The extreme case: the war spreads

In extreme cases, the war escalates, for example when Putin feels cornered by the sanctions and the threat of his country’s bankruptcy. Then he could stage an incident in the border area with a NATO state that would lead to a military conflict. In that case, all of Europe has a much bigger problem than falling stock prices.

Losses of well over 50 percent are likely. In the past, the Dax fell more sharply during much smaller crises: between 2000 and 2003 it was 75 percent.

Which offers investors orientation

Orientation is provided by a sober balance sheet figure: the price-to-book ratio (PBV). It expresses how highly companies are valued in terms of their equity and is calculated as all of the company’s assets less their liabilities.

The number is so important because it gave a good entry signal in past major crises, when all Dax companies were only rated with an average P/B of one.

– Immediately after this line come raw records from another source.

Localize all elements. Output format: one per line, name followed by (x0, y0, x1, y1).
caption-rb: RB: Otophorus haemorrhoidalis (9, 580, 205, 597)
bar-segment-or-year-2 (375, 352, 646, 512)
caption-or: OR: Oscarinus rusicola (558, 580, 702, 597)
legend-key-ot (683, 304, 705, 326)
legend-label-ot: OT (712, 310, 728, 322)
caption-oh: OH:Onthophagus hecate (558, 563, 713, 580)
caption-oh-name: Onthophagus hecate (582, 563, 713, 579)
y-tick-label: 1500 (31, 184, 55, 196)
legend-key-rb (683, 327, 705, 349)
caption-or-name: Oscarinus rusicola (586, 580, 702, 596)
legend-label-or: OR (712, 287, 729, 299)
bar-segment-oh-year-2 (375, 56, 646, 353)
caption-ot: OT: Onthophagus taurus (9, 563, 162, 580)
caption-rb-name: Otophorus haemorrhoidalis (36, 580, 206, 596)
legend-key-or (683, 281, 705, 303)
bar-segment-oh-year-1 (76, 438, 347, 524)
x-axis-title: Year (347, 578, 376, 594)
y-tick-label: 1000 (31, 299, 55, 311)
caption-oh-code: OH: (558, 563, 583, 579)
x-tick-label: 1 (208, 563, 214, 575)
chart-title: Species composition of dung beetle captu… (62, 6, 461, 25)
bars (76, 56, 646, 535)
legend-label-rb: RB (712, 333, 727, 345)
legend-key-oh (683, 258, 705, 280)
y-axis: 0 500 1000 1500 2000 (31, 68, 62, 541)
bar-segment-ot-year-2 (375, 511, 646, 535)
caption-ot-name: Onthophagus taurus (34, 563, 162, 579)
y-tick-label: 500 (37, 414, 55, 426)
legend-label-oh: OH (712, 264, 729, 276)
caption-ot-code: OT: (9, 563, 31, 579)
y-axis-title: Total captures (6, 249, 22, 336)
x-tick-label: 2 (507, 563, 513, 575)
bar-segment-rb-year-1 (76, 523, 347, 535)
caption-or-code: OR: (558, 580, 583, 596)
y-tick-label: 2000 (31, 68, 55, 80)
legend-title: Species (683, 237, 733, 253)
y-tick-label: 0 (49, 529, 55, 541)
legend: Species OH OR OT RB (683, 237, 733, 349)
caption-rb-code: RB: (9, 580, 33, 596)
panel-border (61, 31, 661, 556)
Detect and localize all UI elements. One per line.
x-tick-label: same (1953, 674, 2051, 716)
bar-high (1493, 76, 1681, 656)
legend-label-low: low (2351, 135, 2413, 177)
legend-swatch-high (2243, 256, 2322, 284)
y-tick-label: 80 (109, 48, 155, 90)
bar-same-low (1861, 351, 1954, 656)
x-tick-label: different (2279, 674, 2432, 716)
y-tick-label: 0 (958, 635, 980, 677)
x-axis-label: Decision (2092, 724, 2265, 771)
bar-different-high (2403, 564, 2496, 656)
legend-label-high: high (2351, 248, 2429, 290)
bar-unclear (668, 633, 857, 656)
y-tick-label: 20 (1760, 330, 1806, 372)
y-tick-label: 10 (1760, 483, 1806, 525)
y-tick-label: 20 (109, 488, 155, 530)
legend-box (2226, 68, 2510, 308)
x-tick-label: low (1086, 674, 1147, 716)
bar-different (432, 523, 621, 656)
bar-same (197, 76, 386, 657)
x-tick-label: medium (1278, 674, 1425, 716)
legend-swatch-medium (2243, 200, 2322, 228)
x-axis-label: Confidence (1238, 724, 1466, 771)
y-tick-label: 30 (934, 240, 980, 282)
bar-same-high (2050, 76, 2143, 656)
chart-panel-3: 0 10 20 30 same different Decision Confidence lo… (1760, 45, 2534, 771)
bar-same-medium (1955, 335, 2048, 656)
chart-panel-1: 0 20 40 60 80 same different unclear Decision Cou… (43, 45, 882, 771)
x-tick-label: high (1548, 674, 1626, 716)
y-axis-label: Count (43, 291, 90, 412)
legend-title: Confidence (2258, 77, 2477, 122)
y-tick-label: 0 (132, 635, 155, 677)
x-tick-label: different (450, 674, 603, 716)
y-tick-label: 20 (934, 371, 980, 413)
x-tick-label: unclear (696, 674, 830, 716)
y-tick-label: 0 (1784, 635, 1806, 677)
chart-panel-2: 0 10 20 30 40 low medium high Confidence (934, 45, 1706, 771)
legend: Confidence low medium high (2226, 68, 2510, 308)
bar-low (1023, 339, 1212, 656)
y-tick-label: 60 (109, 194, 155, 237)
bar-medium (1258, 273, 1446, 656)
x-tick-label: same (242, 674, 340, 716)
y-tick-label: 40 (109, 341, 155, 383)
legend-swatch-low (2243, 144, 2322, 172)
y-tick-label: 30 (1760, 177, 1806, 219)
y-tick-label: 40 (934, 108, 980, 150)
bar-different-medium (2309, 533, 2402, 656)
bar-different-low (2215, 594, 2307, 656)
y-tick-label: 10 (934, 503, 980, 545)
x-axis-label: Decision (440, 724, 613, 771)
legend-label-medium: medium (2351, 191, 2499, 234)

This means that investors paid as little for the Dax companies as they reported in terms of book value.

This was the case with the Iraq war that began in 2003 as a result of the terrorist attacks on the USA. At that time, the Dax fell to 2200 points. The next time it slipped to 3666 points in the financial crisis in 2009 and the last time in the corona crash in 2020 to 8200 points. The stock market decline always ended when the companies, converted into Dax points, were only valued on the stock exchange with their simple substance.

A Dax of 8366 points is currently calculated for this. That is another third below the current level. This number does not give a perfect entry signal, especially not for the third extreme scenario. After all, prices always result from supply and demand. But some orientation is worth something in uncertain times like now.